Une enquête menée par Prime Time a révélé plusieurs projets résidentiels et sportifs récents où les préoccupations concernant la bernache cravant ont été déterminantes dans les décisions de planification. En juillet, le projet de développement de 330 maisons et 60 unités de résidence-services sur l’ancien terrain de pitch-and-put de Cadbury à Coolock, dans le nord de Dublin, s’est vu refuser le permis de construire, car le demandeur n’a pas pu prouver que le projet n’aurait pas d’effets significatifs sur les oies. Selon Gavin Lawlor, dont la société représentait le promoteur OTR Development Company, le conflit a duré si longtemps que « l’herbe a poussé, les oiseaux ne l’ont pas aimé, ils se sont éloignés », rendant le site impropre au développement.
Toujours en juillet, après un long conflit, le club Templeogue-Synge Street GAA a obtenu l’autorisation de reconstruire son club-house, mais seulement après l’abandon de propositions antérieures pour un développement plus vaste à Dolphin Park (160 maisons et un terrain tous temps). En août, les projets du Howth Celtic Football Club visant à développer un terrain synthétique ont également été rejetés par An Coimisúin Pleanála, qui craignait des dommages aux bernaches. Un projet similaire au Martin Savage Park à Ashtown, utilisé par les clubs St Oliver Plunketts GAA et Phoenix Football Club, est également en suspens depuis six ans, après l’intervention du National Parks and Wildlife Service (NPWS) début 2024. Le ministère du Logement a décrit le parc comme étant « classé parmi les 20 principaux sites d’alimentation intérieurs utilisés par les bernaches cravant dans la région de Dublin » et a demandé une enquête plus large.
Bien que le rapport du DCC reste inédit et incomplet, le ministre du Patrimoine, Christopher O’Sullivan, s’est déjà appuyé sur ses conclusions pour intervenir dans une consultation de planification en cours concernant le parc Martin Savage.

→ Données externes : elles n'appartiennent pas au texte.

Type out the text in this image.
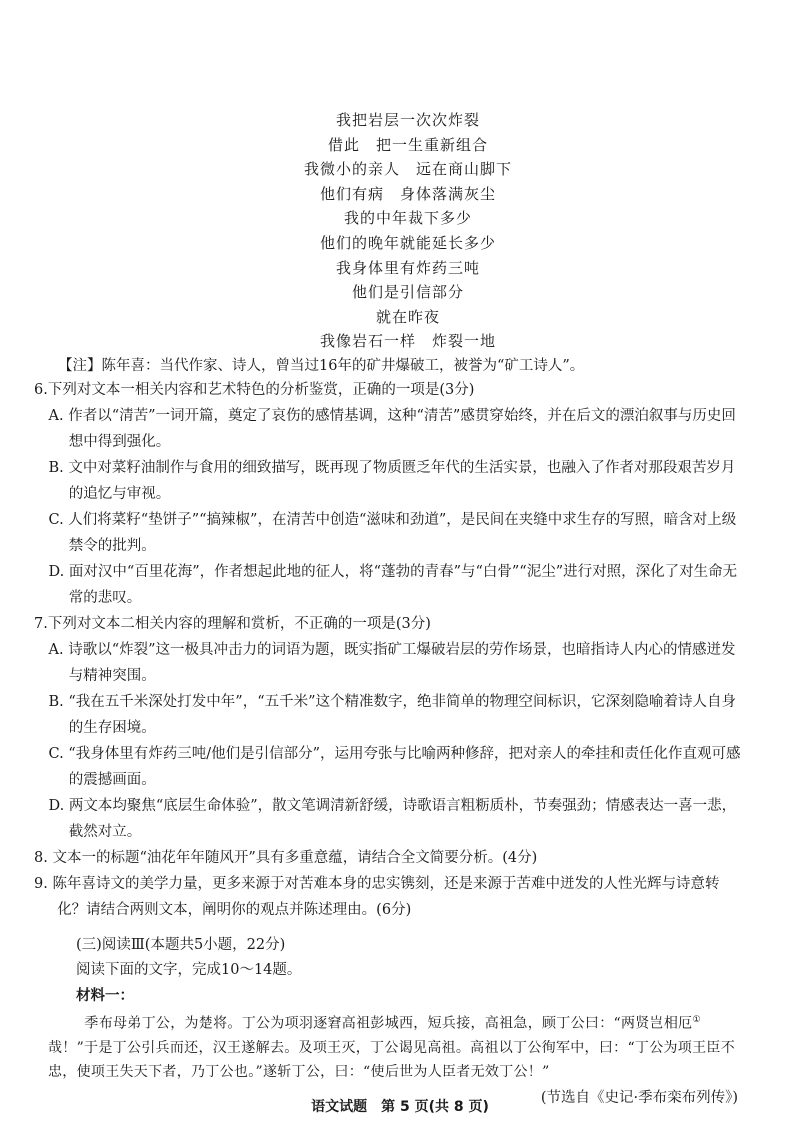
我把岩层一次次炸裂
借此　把一生重新组合
我微小的亲人　远在商山脚下
他们有病　身体落满灰尘
我的中年裁下多少
他们的晚年就能延长多少
我身体里有炸药三吨
他们是引信部分
就在昨夜
我像岩石一样　炸裂一地
【注】陈年喜：当代作家、诗人，曾当过16年的矿井爆破工，被誉为“矿工诗人”。

6.下列对文本一相关内容和艺术特色的分析鉴赏，正确的一项是(3分)

A. 作者以“清苦”一词开篇，奠定了哀伤的感情基调，这种“清苦”感贯穿始终，并在后文的漂泊叙事与历史回想中得到强化。

B. 文中对菜籽油制作与食用的细致描写，既再现了物质匮乏年代的生活实景，也融入了作者对那段艰苦岁月的追忆与审视。

C. 人们将菜籽“垫饼子”“搞辣椒”，在清苦中创造“滋味和劲道”，是民间在夹缝中求生存的写照，暗含对上级禁令的批判。

D. 面对汉中“百里花海”，作者想起此地的征人，将“蓬勃的青春”与“白骨”“泥尘”进行对照，深化了对生命无常的悲叹。

7.下列对文本二相关内容的理解和赏析，不正确的一项是(3分)

A. 诗歌以“炸裂”这一极具冲击力的词语为题，既实指矿工爆破岩层的劳作场景，也暗指诗人内心的情感迸发与精神突围。

B. “我在五千米深处打发中年”，“五千米”这个精准数字，绝非简单的物理空间标识，它深刻隐喻着诗人自身的生存困境。

C. “我身体里有炸药三吨/他们是引信部分”，运用夸张与比喻两种修辞，把对亲人的牵挂和责任化作直观可感的震撼画面。

D. 两文本均聚焦“底层生命体验”，散文笔调清新舒缓，诗歌语言粗粝质朴，节奏强劲；情感表达一喜一悲，截然对立。

8. 文本一的标题“油花年年随风开”具有多重意蕴，请结合全文简要分析。(4分)

9. 陈年喜诗文的美学力量，更多来源于对苦难本身的忠实镌刻，还是来源于苦难中迸发的人性光辉与诗意转化？请结合两则文本，阐明你的观点并陈述理由。(6分)

(三)阅读Ⅲ(本题共5小题，22分)
阅读下面的文字，完成10～14题。
材料一：

季布母弟丁公，为楚将。丁公为项羽逐窘高祖彭城西，短兵接，高祖急，顾丁公曰：“两贤岂相厄①哉！”于是丁公引兵而还，汉王遂解去。及项王灭，丁公谒见高祖。高祖以丁公徇军中，曰：“丁公为项王臣不忠，使项王失天下者，乃丁公也。”遂斩丁公，曰：“使后世为人臣者无效丁公！”

(节选自《史记·季布栾布列传》)
语文试题　第 5 页(共 8 页)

Dans un revirement de position, M. O’Sullivan a écrit à la députée Emer Currie en octobre, affirmant que « les travaux prévus dans le parc pourraient se poursuivre » car le développement proposé « n’aura pas d’effet négatif global sur la population de bernaches cravant à ventre clair dans la région élargie de Dublin ». Il estime que les travaux en cours et le développement d’un « outil d’enquête » sur les bernaches donnent au NPWS la confiance scientifique nécessaire pour atteindre les objectifs de conservation.
L’Association des résidents de Glens, qui s’oppose au développement du parc en raison des risques d’oies et d’inondations, a exprimé ses inquiétudes quant à l’intervention du ministre sur la base d’une étude non publiée. Dans une déclaration à Prime Time, elle a déclaré que « de nombreux habitants estiment qu’il existe une forte pression politique pour faire avancer le projet alors que les études clés sur l’environnement et les risques d’inondation restent incomplètes ».
Helen Boland de Birdwatch Irlande souligne que « la mise en place d’un outil de planification bien documenté contribuera à accélérer le processus de planification » sur tous les sites de Dublin, mais insiste sur l’urgence de mener à bien les enquêtes nécessaires.
« Ce problème se pose depuis longtemps. Il est de la responsabilité des autorités locales d’agir, afin qu’il n’y ait plus de ralentissement dans le processus de planification. Nous ne voulons pas que la faune ou la biodiversité soient affectées négativement, mais nous voulons aussi pouvoir progresser rapidement dans les développements nécessaires pour les personnes, pour les sports, pour le logement. »
Helen Boland, BirdWatch Irlande
Le reportage complet d’Oonagh Smyth et Tara Peterman sera diffusé dans l’édition du 16 décembre de Prime Time à 21h35 sur RTÉ One et RTÉ Player.